Unzureichende Sicherung der Schutzgebiete
Niedersachsen macht in diesem Debakel keine bessere Figur als die übrigen 15 Bundesländer, eher eine schlechtere. Das geht – wenngleich unausgesprochen – aus der Antwort der Landesregierung auf die oben erwähnte Kleine Anfrage der Grünen im niedersächsischen Landtag hervor. Bisher sind von den 385 FFH-Gebieten nur 297 und von den 71 EU-Vogelschutzgebieten nur 17 vollflächig gesichert. Wegen der unzureichenden Sicherung der FFH-Gebiete hat die EU-Kommission bereits 2015 ein Vertragsverletzungsverfahren gegen Deutschland eingeleitet und dieses zuletzt im Februar 2020 verschärft. Pessimisten rechnen mit einer Verurteilung Deutschlands vor dem Europäischen Gerichtshof, nicht zuletzt wegen der Versäumnisse Niedersachsens.

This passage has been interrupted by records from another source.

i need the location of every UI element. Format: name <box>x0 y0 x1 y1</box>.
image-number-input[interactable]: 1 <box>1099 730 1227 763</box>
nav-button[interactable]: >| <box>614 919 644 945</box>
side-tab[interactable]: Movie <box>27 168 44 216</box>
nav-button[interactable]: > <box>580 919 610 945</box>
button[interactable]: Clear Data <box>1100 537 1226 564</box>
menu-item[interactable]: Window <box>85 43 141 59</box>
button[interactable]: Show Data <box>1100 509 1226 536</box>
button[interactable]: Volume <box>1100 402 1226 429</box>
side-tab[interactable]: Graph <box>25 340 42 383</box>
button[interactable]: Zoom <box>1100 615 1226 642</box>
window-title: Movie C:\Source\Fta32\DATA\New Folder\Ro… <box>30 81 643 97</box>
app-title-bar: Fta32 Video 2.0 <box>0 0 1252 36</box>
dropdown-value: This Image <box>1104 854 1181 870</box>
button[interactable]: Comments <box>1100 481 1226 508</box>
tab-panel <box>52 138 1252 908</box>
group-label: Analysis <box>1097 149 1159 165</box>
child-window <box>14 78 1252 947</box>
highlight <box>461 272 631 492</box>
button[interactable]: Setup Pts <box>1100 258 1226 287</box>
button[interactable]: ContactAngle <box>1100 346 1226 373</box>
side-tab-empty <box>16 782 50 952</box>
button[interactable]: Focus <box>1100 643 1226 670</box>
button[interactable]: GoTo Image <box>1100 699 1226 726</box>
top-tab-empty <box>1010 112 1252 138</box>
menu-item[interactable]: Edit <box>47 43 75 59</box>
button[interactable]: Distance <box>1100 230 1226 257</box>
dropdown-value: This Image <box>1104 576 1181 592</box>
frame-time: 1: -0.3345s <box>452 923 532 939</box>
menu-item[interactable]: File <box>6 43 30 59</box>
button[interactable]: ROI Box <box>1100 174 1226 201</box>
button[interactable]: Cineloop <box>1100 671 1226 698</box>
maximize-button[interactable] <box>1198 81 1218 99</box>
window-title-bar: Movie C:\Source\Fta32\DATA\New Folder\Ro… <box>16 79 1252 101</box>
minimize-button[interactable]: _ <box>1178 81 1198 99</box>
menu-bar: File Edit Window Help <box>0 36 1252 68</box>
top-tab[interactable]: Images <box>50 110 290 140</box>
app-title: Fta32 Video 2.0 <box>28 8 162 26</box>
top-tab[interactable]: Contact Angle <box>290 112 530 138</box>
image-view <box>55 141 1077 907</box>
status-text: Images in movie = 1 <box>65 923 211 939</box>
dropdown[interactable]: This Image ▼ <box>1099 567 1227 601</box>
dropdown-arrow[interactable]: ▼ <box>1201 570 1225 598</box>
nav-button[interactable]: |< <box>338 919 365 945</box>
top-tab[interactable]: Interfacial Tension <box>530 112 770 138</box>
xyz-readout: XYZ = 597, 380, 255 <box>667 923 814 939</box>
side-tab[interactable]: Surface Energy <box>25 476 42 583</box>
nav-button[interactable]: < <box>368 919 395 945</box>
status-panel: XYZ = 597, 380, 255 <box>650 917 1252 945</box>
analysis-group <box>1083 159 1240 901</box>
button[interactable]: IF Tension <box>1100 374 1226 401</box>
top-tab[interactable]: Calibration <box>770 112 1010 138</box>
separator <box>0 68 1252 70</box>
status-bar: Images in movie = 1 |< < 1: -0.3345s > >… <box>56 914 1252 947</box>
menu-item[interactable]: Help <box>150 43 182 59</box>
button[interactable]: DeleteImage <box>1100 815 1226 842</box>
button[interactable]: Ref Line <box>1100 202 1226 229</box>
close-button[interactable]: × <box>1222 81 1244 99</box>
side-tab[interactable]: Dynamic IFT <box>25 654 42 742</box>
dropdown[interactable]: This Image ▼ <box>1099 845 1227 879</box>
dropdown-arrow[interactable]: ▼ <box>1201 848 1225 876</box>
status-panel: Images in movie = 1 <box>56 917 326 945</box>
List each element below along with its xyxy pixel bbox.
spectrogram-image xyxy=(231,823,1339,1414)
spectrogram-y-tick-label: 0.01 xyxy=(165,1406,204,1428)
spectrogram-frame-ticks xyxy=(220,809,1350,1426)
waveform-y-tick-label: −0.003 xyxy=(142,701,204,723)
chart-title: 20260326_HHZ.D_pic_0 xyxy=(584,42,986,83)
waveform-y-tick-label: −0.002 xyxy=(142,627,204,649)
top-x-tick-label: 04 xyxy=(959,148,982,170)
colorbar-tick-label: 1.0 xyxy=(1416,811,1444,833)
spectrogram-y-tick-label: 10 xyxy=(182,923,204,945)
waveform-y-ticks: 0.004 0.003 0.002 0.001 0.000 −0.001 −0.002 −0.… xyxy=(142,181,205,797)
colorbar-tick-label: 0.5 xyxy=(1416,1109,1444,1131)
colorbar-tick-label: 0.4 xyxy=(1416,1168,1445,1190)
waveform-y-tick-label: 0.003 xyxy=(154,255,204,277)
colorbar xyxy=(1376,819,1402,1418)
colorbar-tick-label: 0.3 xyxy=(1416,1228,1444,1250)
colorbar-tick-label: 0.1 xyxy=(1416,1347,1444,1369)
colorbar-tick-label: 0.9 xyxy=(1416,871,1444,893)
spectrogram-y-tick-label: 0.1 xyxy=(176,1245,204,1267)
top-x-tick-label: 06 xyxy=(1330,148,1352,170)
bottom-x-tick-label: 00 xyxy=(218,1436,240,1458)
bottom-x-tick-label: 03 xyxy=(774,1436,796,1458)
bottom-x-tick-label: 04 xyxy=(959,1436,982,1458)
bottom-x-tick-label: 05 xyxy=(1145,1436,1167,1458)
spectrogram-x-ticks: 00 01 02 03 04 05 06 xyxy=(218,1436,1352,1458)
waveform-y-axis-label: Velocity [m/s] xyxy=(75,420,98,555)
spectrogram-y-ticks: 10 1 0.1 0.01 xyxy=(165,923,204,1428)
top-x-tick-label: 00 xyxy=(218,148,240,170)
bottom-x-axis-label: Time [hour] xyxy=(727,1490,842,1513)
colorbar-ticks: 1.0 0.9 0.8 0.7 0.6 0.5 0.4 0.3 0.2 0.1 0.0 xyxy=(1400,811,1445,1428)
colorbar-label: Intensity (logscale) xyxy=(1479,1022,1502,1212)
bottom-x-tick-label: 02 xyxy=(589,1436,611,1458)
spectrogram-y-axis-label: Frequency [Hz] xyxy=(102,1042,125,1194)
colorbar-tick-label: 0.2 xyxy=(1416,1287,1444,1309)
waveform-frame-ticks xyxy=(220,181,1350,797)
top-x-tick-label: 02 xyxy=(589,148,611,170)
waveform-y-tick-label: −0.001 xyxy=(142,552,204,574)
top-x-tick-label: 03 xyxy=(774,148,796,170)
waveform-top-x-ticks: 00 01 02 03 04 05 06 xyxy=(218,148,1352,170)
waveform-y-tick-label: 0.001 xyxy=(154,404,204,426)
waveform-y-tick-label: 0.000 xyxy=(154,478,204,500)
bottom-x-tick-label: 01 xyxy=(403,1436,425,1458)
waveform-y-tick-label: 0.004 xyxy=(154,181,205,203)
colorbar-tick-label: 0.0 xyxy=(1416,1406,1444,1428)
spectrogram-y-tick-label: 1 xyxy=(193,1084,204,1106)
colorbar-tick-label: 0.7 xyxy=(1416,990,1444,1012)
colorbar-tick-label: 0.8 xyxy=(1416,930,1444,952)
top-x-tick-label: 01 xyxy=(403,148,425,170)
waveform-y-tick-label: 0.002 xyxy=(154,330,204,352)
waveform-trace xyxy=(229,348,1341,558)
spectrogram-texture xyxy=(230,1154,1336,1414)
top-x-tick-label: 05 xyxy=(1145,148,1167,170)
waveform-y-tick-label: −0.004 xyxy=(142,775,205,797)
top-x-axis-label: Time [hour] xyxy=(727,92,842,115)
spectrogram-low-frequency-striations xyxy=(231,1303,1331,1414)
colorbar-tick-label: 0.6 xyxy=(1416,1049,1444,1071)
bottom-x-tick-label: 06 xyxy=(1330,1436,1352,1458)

Der Fluch der bösen Tat – mit desaströsen Auswirkungen
Die Lage in Niedersachsen ist Fluch der bösen Tat: Das Land Niedersachsen hatte sich auf Betreiben der damaligen Landesregierung von CDU und FDP unter Ministerpräsident Christian Wulff (CDU) der Verantwortung für den Schutz der Natura-2000-Gebiete entledigt und – ein einmaliger Vorgang in Deutschland – nach der Auflösung der Bezirksregierungen 2005 den Schutz dieser Gebiete den Landkreisen und kreisfreien Städten, also dem lokalen Politklüngel, zu dem auch Politiker der Grünen gehören, übertragen. Die Landkreise hatten die Aufgabe freudig übernommen mit der Zusage, „sie wollten und sie könnten das“. Die Auswirkungen sind desaströs. Die Landesregierung hatte sie ermutigt und die EU-Verpflichtungen leichtfertig zum Kinderspiel erklärt.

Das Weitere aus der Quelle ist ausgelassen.